The recent announcement of the Oxford’s and AstraZeneca’s vaccine trial being 70% effective up to 90% effective has raised some pointed questions.
The trial had two treatment arms, one receiving two full doses of the AZD1222 vaccine and a half dose plus a full dose, with the doses being administered 28 days apart. The “half dose then full dose” treatment arm reported the 90% protection. The problem was that the trial was never meant to have such an arm.
It was noticed that some participants were only receiving a half dose because they were experiencing fewer effects than expected such as arm pain and headache. This was subsequently corrected so that they would still receive the full dose on the second administration.

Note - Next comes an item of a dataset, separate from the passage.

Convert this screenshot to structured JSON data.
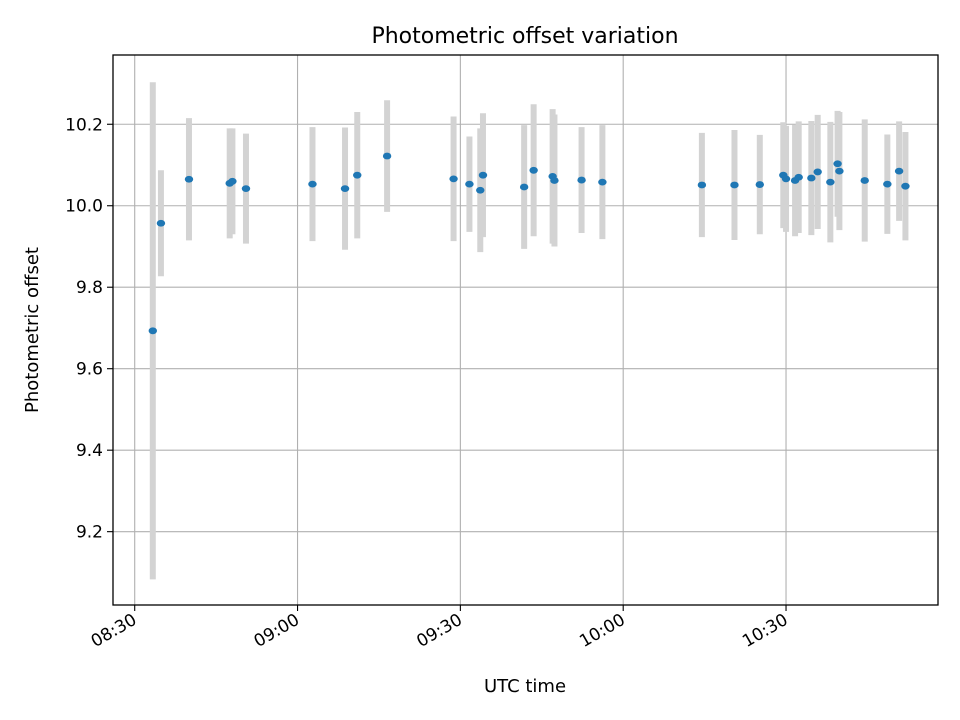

Of particular concern is that the “90% effectiveness” is based on a much smaller subset of the trial participants, with a correspondingly higher statistical uncertainty. So much so that there is statistical overlap with their lower effectiveness of 62% quoted for the two full doses. Furthermore, the participants were from the initial stages of the vaccine trial, where they were aged 18-55 and therefore have little applicability to the results of the main trial which included older age groups as well.
The details of exactly why the half-measure doses came to be administered in the first place have not been revealed by Oxford or AstraZeneca. Meanwhile in the US, a Phase III of the trial is being rolled out with 40 000 participants, and the “half dose then full dose” regimen may be included – however, uncertainty about it and whether it isn’t a statistical fluke will have to be cleared up first.